Basic Research on Corpus Annotation - Extension, Integration and Machine-aided Approaches

Project Leader
ASAHARA Masayuki (Professor, Center for Corpus Development, NINJAL)


As commoditization of morphological information annotated corpus has proceeded, the higher-layered annotations are required for the linguistic researches. The Center for Corpus Development organized three groups of “Syntax”, “Semantics”, and “Speech” to explore how to extend the annotation, how to integrate the more than one annotation, and how to incorporate machine-aided techniques on them.

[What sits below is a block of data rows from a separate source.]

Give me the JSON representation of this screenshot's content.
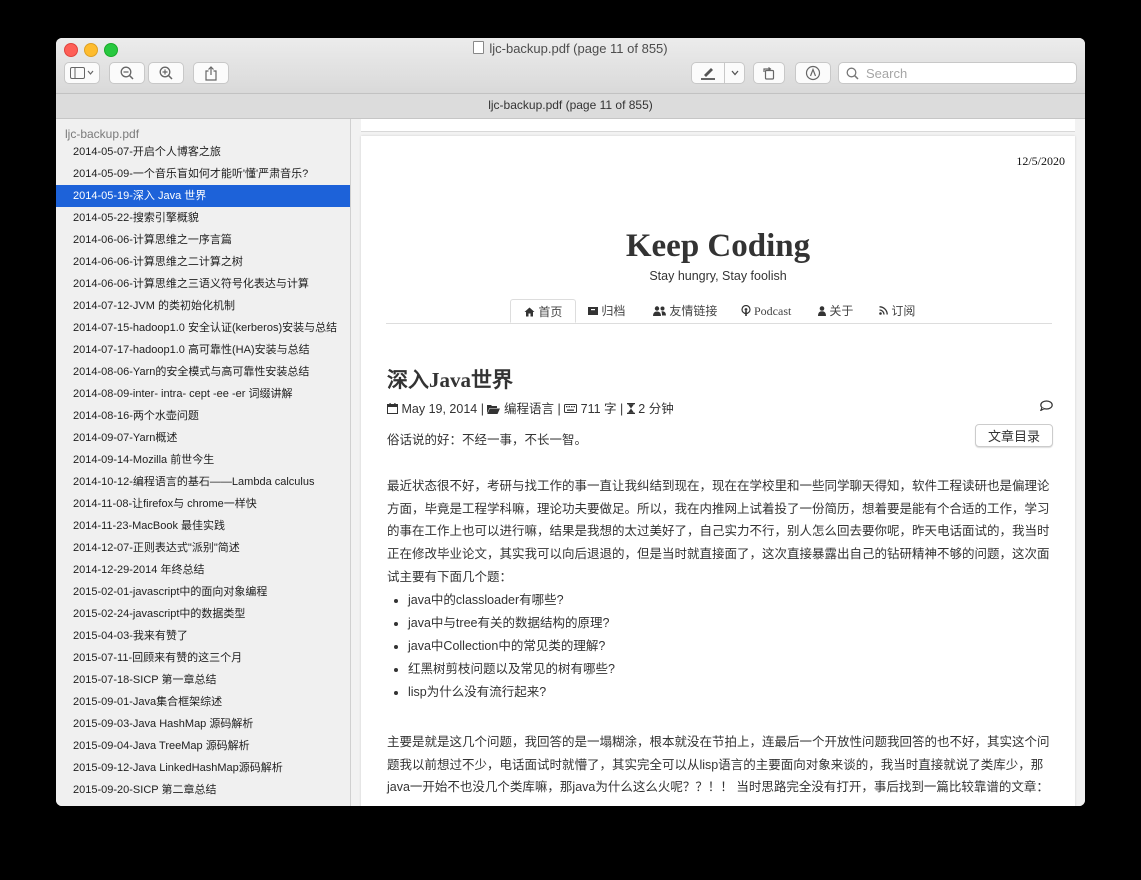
{
  "window": {
    "title": "ljc-backup.pdf (page 11 of 855)",
    "doc_title": "ljc-backup.pdf (page 11 of 855)"
  },
  "toolbar": {
    "search_placeholder": "Search"
  },
  "sidebar": {
    "file_name": "ljc-backup.pdf",
    "items": [
      {
        "label": "2014-05-07-开启个人博客之旅"
      },
      {
        "label": "2014-05-09-一个音乐盲如何才能听'懂'严肃音乐?"
      },
      {
        "label": "2014-05-19-深入 Java 世界",
        "selected": true
      },
      {
        "label": "2014-05-22-搜索引擎概貌"
      },
      {
        "label": "2014-06-06-计算思维之一序言篇"
      },
      {
        "label": "2014-06-06-计算思维之二计算之树"
      },
      {
        "label": "2014-06-06-计算思维之三语义符号化表达与计算"
      },
      {
        "label": "2014-07-12-JVM 的类初始化机制"
      },
      {
        "label": "2014-07-15-hadoop1.0 安全认证(kerberos)安装与总结"
      },
      {
        "label": "2014-07-17-hadoop1.0 高可靠性(HA)安装与总结"
      },
      {
        "label": "2014-08-06-Yarn的安全模式与高可靠性安装总结"
      },
      {
        "label": "2014-08-09-inter- intra- cept -ee -er 词缀讲解"
      },
      {
        "label": "2014-08-16-两个水壶问题"
      },
      {
        "label": "2014-09-07-Yarn概述"
      },
      {
        "label": "2014-09-14-Mozilla 前世今生"
      },
      {
        "label": "2014-10-12-编程语言的基石——Lambda calculus"
      },
      {
        "label": "2014-11-08-让firefox与 chrome一样快"
      },
      {
        "label": "2014-11-23-MacBook 最佳实践"
      },
      {
        "label": "2014-12-07-正则表达式\"派别\"简述"
      },
      {
        "label": "2014-12-29-2014 年终总结"
      },
      {
        "label": "2015-02-01-javascript中的面向对象编程"
      },
      {
        "label": "2015-02-24-javascript中的数据类型"
      },
      {
        "label": "2015-04-03-我来有赞了"
      },
      {
        "label": "2015-07-11-回顾来有赞的这三个月"
      },
      {
        "label": "2015-07-18-SICP 第一章总结"
      },
      {
        "label": "2015-09-01-Java集合框架综述"
      },
      {
        "label": "2015-09-03-Java HashMap 源码解析"
      },
      {
        "label": "2015-09-04-Java TreeMap 源码解析"
      },
      {
        "label": "2015-09-12-Java LinkedHashMap源码解析"
      },
      {
        "label": "2015-09-20-SICP 第二章总结"
      }
    ]
  },
  "page": {
    "date": "12/5/2020",
    "blog_title": "Keep Coding",
    "blog_subtitle": "Stay hungry, Stay foolish",
    "nav": [
      {
        "label": "首页",
        "icon": "home-icon"
      },
      {
        "label": "归档",
        "icon": "archive-icon"
      },
      {
        "label": "友情链接",
        "icon": "users-icon"
      },
      {
        "label": "Podcast",
        "icon": "podcast-icon"
      },
      {
        "label": "关于",
        "icon": "user-icon"
      },
      {
        "label": "订阅",
        "icon": "rss-icon"
      }
    ],
    "post_title": "深入Java世界",
    "meta": {
      "date": "May 19, 2014",
      "category": "编程语言",
      "words": "711 字",
      "read_time": "2 分钟"
    },
    "toc_button": "文章目录",
    "intro": "俗话说的好：不经一事，不长一智。",
    "para1": "最近状态很不好，考研与找工作的事一直让我纠结到现在，现在在学校里和一些同学聊天得知，软件工程读研也是偏理论方面，毕竟是工程学科嘛，理论功夫要做足。所以，我在内推网上试着投了一份简历，想着要是能有个合适的工作，学习的事在工作上也可以进行嘛，结果是我想的太过美好了，自己实力不行，别人怎么回去要你呢，昨天电话面试的，我当时正在修改毕业论文，其实我可以向后退退的，但是当时就直接面了，这次直接暴露出自己的钻研精神不够的问题，这次面试主要有下面几个题：",
    "questions": [
      "java中的classloader有哪些?",
      "java中与tree有关的数据结构的原理?",
      "java中Collection中的常见类的理解?",
      "红黑树剪枝问题以及常见的树有哪些?",
      "lisp为什么没有流行起来?"
    ],
    "para2": "主要是就是这几个问题，我回答的是一塌糊涂，根本就没在节拍上，连最后一个开放性问题我回答的也不好，其实这个问题我以前想过不少，电话面试时就懵了，其实完全可以从lisp语言的主要面向对象来谈的，我当时直接就说了类库少，那java一开始不也没几个类库嘛，那java为什么这么火呢？？！！ 当时思路完全没有打开，事后找到一篇比较靠谱的文章："
  }
}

The Syntax Group collaborates on advancing research in phrase-based dependency structures, predicate-argument structures and clause boundaries. We also participate an international joint research project Universal Dependencies to produce word-based dependency treebanks. The Semantics Group develops language resources based on ‘Word List by Semantic Principles (WLSP)’. We develop UniDic-WLSP alignment table and annotation data on ‘Balanced Corpus of Contemporary Written Japanese’ and ‘Corpus of Historical Japanese’. The Speech Group explores machine-aided voice quality features annotation method on ‘Corpus of Spontaneous Japanese’ and designs an articulatory movement database. We also perform researches to improve the accuracy of speech-text alignment and to develop speech browsing environment for the alignment data.